Practical Applications:
A major strength of the restraint theory and the boundary model is their practical application in explaining why traditional diets frequently fail.
The multi-billion-dollar dieting industry often promotes “quick fixes” and blames the patient’s lack of willpower when they fail to lose weight.
The boundary model, however, accurately predicts that restricting food intake directly leads to disinhibition and weight gain.
Understanding these psychological mechanisms allows healthcare professionals to design more effective, long-term weight loss strategies that do not rely on rigid food restriction.
Methodological Issues and Contradictory Evidence:
Despite its strengths, the experimental research underpinning these theories has methodological flaws.

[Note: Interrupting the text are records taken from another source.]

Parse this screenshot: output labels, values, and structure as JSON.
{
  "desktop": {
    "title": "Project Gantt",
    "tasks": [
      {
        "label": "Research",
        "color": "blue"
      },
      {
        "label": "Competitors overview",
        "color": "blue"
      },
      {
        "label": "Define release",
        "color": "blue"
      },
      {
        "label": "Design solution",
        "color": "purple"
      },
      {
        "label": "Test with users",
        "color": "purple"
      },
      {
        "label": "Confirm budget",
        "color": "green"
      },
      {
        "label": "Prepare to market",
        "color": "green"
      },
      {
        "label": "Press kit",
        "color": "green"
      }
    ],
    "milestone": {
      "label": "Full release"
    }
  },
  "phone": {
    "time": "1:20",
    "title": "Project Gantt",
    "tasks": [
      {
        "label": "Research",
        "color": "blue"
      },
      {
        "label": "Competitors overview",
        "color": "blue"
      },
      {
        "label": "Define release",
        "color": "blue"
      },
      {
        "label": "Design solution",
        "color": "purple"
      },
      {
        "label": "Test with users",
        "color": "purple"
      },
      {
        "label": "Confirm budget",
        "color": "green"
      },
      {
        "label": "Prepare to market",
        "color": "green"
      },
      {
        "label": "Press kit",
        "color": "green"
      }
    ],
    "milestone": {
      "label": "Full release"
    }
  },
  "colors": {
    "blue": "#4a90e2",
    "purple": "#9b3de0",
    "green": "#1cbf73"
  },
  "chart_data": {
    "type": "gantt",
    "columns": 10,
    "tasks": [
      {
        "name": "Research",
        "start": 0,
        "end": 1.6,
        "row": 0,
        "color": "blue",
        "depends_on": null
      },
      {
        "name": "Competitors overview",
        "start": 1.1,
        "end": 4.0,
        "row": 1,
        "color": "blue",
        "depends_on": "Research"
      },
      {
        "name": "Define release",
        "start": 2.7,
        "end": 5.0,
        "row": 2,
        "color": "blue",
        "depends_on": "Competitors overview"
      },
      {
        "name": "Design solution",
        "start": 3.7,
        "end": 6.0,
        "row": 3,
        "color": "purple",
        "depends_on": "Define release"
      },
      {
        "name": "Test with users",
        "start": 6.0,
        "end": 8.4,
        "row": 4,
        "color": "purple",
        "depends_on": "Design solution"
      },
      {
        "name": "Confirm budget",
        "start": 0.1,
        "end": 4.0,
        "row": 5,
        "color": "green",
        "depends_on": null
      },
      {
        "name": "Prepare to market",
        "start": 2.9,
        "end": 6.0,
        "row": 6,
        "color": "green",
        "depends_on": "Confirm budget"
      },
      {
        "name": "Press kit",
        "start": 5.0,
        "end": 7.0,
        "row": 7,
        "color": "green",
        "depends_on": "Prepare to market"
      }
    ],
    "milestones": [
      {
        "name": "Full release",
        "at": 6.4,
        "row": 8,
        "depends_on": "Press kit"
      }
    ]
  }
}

Studies like Herman and Mack’s milkshake experiment take place in highly controlled laboratory settings.
These environments lack ecological validity, meaning the artificial eating behaviour observed in the lab may not accurately reflect how people diet and binge in the real world.
Furthermore, some research directly contradicts the central assumption that restrained eating inevitably leads to obesity.
A longitudinal study by Savage et al. (2009) found that restrained eating while dieting actually led to short-to-medium-term weight loss, completely contradicting the restraint theory’s prediction of weight gain.
Psychologists argue that this discrepancy can be explained by separating restraint into two distinct categories: rigid restraint and flexible restraint.
It is argued that only rigid restraint leads to the “what the hell” effect and subsequent obesity, which could explain why some dieters in Savage et al.’s study successfully lost weight using flexible restraint.